The Winamp software was created in 1997. Its users liked, among other things, the ability to customize the appearance of the player.
The Winamp music software has just received an update, the first in four years, reminding nostalgics of the heyday of MP3 files.
Contrary to what you might think, the audio software that was a major hit in the early 2000s has never been unplugged. Winamp had gradually been replaced by other audio players, such as iTunes and Spotify, before being acquired by Radionomy from AOL in 2014.
The CEO of Radionomy made a public outing in 2018 to announce that Winamp was going to get a facelift in 2019 and that an update, 5.8, was going to be deployed. On the agenda at the time: the creation of a mobile application and the ability to listen to new audio content, such as podcasts, in one place.
Four years later – Pandemic forces”, a new update, 5.9, has been rolled out, a culmination of years of hard work, according to the developer.
This new version of the software does not show any major aesthetic change. The modifications are more in the internal side of the software, with a recent development platform.
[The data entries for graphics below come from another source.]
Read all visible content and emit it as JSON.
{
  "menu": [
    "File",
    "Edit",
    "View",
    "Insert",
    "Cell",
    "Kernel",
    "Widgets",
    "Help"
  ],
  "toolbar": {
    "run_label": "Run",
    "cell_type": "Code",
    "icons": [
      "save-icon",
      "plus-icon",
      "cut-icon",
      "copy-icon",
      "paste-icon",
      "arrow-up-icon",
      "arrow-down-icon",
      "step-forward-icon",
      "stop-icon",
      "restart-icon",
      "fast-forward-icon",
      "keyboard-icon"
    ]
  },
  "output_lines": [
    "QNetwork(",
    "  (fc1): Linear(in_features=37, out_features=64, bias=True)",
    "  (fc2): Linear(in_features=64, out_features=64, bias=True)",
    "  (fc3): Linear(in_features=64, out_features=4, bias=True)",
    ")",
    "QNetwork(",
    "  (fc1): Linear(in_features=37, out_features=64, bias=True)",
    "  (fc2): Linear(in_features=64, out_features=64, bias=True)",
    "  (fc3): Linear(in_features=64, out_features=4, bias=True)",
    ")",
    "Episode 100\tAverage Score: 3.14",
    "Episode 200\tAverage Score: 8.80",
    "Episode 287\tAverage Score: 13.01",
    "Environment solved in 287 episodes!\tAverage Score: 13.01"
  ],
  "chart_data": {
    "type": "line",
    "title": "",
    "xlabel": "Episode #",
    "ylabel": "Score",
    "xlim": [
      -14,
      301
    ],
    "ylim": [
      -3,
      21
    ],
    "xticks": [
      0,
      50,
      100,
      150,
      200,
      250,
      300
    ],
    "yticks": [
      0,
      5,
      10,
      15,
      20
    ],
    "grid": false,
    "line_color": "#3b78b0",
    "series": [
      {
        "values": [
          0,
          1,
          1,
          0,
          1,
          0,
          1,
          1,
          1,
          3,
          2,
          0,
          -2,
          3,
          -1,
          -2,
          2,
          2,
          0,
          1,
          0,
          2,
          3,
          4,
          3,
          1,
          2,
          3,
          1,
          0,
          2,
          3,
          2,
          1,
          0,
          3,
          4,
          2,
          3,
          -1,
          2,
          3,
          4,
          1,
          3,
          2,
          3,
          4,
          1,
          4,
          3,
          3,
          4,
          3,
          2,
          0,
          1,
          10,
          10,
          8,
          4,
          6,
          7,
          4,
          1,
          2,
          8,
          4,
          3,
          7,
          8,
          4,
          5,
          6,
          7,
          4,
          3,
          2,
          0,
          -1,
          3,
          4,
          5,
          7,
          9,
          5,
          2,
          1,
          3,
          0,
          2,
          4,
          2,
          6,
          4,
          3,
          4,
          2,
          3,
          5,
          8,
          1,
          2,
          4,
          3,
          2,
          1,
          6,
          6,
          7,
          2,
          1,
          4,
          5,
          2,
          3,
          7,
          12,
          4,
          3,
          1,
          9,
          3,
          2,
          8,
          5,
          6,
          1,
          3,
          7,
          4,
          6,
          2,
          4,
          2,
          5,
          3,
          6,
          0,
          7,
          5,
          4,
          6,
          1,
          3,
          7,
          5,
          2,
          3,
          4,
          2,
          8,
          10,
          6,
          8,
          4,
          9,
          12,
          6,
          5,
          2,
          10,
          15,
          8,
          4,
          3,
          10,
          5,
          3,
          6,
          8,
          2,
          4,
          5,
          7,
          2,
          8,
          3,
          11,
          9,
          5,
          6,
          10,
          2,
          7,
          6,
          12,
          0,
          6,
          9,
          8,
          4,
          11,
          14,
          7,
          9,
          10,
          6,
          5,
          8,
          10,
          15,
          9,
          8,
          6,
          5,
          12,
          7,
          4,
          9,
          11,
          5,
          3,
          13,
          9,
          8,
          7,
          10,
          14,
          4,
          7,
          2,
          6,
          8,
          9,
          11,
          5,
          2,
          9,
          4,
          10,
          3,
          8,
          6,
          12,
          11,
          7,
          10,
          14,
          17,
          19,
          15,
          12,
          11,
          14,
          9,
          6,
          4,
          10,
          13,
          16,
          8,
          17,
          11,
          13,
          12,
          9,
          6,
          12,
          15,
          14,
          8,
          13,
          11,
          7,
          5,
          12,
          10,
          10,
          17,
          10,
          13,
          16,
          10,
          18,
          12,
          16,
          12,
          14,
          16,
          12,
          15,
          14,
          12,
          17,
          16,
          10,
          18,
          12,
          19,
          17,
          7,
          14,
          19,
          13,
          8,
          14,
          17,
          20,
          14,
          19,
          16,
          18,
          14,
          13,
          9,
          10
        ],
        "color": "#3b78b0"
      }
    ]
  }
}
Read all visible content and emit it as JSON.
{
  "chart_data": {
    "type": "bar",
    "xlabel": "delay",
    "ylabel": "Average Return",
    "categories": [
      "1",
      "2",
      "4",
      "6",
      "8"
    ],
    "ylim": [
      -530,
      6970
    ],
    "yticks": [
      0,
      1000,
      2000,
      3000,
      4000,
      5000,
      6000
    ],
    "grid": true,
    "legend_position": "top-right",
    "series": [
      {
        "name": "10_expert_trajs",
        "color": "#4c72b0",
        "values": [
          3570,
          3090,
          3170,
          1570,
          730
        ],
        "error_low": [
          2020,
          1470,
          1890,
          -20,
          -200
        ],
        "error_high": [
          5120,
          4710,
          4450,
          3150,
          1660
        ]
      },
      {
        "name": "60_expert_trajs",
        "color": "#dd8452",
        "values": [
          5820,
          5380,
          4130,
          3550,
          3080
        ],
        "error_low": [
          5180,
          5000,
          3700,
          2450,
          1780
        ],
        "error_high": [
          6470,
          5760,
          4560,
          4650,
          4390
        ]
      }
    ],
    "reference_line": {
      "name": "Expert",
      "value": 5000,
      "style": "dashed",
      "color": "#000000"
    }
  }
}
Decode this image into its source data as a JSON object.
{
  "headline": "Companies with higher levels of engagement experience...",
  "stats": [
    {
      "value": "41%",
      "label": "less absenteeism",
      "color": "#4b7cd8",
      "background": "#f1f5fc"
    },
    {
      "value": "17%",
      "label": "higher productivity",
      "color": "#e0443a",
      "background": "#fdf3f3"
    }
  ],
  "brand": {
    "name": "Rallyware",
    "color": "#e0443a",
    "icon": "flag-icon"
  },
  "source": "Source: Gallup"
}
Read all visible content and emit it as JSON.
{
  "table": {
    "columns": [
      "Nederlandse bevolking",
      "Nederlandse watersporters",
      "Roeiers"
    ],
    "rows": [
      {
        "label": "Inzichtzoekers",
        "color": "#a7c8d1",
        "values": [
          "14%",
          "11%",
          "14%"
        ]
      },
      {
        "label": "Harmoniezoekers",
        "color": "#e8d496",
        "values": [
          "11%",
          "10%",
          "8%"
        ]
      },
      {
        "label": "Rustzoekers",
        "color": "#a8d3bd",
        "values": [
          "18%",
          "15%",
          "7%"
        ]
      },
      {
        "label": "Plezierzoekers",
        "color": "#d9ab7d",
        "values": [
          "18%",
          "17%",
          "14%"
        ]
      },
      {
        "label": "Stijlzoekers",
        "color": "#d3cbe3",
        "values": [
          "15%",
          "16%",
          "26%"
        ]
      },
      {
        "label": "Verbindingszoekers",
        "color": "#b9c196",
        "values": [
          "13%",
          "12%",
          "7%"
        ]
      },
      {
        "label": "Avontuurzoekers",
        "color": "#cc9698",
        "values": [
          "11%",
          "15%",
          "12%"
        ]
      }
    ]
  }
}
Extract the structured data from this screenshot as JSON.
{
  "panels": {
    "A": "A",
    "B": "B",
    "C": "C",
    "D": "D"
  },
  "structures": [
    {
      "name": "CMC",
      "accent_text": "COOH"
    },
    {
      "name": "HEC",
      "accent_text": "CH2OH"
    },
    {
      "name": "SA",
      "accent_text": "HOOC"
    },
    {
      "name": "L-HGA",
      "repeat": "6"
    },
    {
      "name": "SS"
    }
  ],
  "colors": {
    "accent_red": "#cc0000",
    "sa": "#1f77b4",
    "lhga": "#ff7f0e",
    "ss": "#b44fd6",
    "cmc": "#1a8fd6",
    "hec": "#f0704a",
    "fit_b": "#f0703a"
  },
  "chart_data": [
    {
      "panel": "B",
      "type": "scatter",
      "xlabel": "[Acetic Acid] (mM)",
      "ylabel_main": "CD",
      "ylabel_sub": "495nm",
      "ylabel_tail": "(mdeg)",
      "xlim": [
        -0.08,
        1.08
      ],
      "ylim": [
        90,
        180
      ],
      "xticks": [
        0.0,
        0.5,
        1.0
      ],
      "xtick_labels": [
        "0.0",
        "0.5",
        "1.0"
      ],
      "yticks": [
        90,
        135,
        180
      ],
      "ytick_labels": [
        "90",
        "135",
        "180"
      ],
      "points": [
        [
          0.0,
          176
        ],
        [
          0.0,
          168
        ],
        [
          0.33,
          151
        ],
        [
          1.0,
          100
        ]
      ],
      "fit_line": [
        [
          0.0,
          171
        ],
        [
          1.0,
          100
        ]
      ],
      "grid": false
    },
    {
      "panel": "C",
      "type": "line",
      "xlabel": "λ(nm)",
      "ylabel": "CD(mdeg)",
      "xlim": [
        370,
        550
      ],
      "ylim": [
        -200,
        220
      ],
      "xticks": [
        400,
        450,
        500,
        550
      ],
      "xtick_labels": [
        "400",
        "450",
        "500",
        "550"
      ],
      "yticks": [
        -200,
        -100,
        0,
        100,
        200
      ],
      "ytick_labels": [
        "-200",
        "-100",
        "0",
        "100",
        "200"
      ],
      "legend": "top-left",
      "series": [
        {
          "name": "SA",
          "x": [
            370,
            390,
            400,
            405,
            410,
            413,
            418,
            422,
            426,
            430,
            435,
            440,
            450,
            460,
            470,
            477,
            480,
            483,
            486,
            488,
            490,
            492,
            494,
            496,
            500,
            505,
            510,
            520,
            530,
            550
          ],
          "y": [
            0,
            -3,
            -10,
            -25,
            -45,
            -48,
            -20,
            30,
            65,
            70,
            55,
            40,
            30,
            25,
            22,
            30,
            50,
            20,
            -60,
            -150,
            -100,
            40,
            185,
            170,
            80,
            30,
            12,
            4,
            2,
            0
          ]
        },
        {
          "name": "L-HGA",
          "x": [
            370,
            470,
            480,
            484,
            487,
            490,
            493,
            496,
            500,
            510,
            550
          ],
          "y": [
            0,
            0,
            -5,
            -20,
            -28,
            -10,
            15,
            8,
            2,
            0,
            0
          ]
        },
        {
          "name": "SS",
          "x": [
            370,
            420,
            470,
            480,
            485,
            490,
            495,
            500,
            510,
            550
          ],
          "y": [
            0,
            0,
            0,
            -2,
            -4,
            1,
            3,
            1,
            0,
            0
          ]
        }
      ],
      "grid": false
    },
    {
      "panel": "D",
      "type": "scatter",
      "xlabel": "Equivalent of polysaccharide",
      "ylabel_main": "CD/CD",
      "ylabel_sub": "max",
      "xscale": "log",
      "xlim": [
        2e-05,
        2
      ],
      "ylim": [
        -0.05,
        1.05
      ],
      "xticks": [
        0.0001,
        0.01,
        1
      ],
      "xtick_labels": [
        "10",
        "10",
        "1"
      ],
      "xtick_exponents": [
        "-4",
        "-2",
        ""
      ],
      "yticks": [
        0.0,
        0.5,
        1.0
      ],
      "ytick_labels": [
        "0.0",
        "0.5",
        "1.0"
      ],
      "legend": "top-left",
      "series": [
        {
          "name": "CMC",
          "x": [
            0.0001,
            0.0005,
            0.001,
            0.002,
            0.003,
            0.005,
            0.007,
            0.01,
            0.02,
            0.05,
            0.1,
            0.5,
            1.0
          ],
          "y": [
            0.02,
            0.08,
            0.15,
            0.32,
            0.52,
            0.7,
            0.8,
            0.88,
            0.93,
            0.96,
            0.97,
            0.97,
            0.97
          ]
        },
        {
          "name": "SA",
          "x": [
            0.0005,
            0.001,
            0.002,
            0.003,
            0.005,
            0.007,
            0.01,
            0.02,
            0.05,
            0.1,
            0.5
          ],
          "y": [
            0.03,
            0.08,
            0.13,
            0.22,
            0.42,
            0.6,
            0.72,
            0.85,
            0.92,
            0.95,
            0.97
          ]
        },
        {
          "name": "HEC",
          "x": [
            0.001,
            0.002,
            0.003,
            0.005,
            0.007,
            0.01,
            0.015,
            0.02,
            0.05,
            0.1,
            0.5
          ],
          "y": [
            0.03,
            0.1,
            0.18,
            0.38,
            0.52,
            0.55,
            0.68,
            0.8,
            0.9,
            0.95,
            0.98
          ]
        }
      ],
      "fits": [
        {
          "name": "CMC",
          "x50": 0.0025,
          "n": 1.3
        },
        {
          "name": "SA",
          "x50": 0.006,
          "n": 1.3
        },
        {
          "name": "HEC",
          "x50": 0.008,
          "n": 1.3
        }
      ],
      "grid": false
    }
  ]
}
They will allow developers to realize new ideas for the software, such as playing new audio formats.
The company also has plans to sell non- non-fungible token, or NFT, in English for the benefit of the Winamp Foundation, which helps artists.
The program still has 80 million users per month, according to the Winamp site. We just have to wait to see if it can divert music lovers' attention from popular music streaming services.
The software is available as a free online download on the Winamp site, and the company is continually working to fix some bugs.